Grand Ambition, a new book by G. Bruce Knecht was reviewed by Patrick Cooke in an article that appeared March 16, 2013, on page C9 in the U.S. edition of The Wall Street Journal, with the headline: A Hole in the Water You Fill With Money. I’m quoting Mr. Cooke’s review verbatim and following each quote with some additional facts. Draw your own conclusions.
“Grand Ambition” follows the boat-owning adventures of Doug Von Allmen, a self-made tycoon, and his wife, Linda.
- As they conceived it a few years ago, their 187-foot dreamboat—to be built at Trinity Yachts in Gulfport, Miss.—would weigh 400 tons and be propelled by two 3,384-horsepower Caterpillar engines costing $2 million each.
- Lady Linda would have four lavish decks, 10 bathrooms and 2½ miles of pipes and would cost $40 million.
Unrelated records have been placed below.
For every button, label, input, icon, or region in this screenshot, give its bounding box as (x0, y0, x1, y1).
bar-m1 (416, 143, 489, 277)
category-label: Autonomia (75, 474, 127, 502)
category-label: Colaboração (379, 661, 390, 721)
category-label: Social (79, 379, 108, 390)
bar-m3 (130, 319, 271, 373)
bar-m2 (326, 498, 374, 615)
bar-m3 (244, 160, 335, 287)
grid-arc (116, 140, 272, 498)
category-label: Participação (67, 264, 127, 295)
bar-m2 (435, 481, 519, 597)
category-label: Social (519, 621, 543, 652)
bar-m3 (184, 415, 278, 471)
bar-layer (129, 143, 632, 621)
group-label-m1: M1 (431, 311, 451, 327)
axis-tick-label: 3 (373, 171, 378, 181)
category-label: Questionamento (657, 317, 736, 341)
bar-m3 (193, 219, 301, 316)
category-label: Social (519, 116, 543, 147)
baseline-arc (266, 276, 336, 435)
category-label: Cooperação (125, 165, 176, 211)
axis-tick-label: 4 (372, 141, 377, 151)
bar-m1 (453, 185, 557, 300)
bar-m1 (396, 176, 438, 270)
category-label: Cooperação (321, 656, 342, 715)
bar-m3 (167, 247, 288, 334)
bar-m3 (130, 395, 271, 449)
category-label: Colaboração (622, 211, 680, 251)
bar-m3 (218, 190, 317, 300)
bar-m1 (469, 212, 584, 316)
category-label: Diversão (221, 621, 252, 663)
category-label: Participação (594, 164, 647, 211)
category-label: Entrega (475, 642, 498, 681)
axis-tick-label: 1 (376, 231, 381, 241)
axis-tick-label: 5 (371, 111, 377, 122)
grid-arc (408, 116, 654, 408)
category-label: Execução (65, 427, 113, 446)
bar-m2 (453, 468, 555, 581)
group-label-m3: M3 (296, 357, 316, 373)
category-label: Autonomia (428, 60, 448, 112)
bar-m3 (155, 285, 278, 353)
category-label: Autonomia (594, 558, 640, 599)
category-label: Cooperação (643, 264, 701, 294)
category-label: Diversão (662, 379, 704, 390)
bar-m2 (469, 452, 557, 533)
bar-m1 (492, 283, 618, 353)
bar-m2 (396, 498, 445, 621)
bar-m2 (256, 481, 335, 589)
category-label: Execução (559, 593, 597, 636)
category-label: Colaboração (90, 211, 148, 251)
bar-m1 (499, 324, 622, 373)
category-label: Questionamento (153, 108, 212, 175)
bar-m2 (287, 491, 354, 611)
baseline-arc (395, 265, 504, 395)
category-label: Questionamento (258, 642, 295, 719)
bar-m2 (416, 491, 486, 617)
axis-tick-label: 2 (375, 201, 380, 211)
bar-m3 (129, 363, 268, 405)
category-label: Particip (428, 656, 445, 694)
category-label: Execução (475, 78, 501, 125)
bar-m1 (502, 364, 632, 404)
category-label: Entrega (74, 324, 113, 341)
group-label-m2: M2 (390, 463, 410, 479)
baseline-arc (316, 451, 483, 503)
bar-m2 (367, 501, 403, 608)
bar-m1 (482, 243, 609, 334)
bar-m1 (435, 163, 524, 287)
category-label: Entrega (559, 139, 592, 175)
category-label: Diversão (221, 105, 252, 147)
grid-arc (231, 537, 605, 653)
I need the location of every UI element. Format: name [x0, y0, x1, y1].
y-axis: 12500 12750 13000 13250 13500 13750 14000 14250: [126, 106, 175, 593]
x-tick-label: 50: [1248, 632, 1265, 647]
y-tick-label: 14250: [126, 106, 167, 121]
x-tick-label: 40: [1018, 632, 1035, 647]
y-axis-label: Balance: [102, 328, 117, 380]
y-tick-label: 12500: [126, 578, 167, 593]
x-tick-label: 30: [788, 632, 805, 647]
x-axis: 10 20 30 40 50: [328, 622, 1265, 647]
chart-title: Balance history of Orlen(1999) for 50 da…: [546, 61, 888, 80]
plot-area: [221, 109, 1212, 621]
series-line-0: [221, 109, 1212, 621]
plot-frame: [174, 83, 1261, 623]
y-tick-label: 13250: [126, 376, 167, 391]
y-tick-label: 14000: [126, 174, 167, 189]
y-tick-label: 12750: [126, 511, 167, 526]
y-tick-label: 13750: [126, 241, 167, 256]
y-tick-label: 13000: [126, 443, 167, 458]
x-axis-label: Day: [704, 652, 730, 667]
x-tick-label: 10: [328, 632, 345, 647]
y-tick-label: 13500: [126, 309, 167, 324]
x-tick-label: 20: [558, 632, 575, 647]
- As Mr. Knecht writes of the boat’s living space: “With wood harvested from Eastern Europe and cabinetry designed in London and built in Australia before it was shipped to Mississippi, Lady Linda‘s interior was a global enterprise.”
Around 27-28 percent of all children in developing countries are estimated to be underweight or stunted.
At least 80% of humanity lives on less than $10 a day.
From the living room of his $18.5 million duplex in New York’s Time Warner Center, Mr. Von Allmen and his wife alternately cajole and torment Lady Linda’s patient yacht designer, Evan Marshall, with questions that may strike the reader as strictly the problems of the idle rich.
- Should the yacht have built into it one garage or two for storing smaller craft? (Securing speedboats and wave runners on deck is viewed by the yachting community as déclassé and a sign that the owner can’t afford a garage.)
- How will guests in the sky lounge be able to view underwater scenes sent from video cameras mounted beneath the yacht’s hull?
- And what is the best way to air-condition the outdoor decks during those sweltering Mediterranean cruises?
Infectious diseases continue to blight the lives of the poor across the world. An estimated 40 million people are living with HIV/AIDS, with 3 million deaths in 2004. Every year there are 350–500 million cases of malaria, with 1 million fatalities
Some 1.1 billion people in developing countries have inadequate access to water, and 2.6 billion lack basic sanitation.
Almost two in three people lacking access to clean water survive on less than $2 a day, with one in three living on less than $1 a day.
- They boarded her to attend conclaves of mega-yacht owners in Monaco and at the Fort Lauderdale Boat Show.
- If a word could describe the yachts that skim into harbor at these events it might be “glimmering”: pearlescent hulls, onyx floors and marble staircases, exotic woods varnished to a fare-thee-well.
The loss of 443 million school days each year from water-related illness.
1.6 billion people — a quarter of humanity — live without electricity:
- One owner has a room onboard that makes snow.
- Another built a concert hall large enough to fit a 50-member orchestra.
- Yet another has an onboard runway where models show off the newest fashions in a room with only two seats.
- Microsoft co-founder Paul Allen’s 414-foot Octopus boasts a basketball court and a commercial-quality recording studio.
Of the roughly 1 billion living on less than $1 a day, 162 million live on less than $0.50 a day. These are what the International Food Policy Research Institute calls the ‘ultra poor’.
67.5 million children are out of school around the world, a figure equivalent to the entire primary school-aged population in Europe and North America.
Women in developing countries travel an average of almost four miles each day to collect water.
- Became a man intolerant of any “creaking” on his yacht,
- irritated by the slightest whooshing of the air-conditioning system
- and concerned with the placement of gold-plated toilet-paper dispensers.
Total Number of Children with no access to Health Services: 270 million (1 in 7)
Total Number of Children who die annually from lack of access to safe drinking water and adequate sanitation: 1.4 million
There is a scene toward the end of “Grand Ambition” where the author accompanies Mr. Von Allmen on a tour of Lady Linda. The owner is in a rotten mood. As he glumly surveys each luxurious deck, “there was not a flicker of excitement.”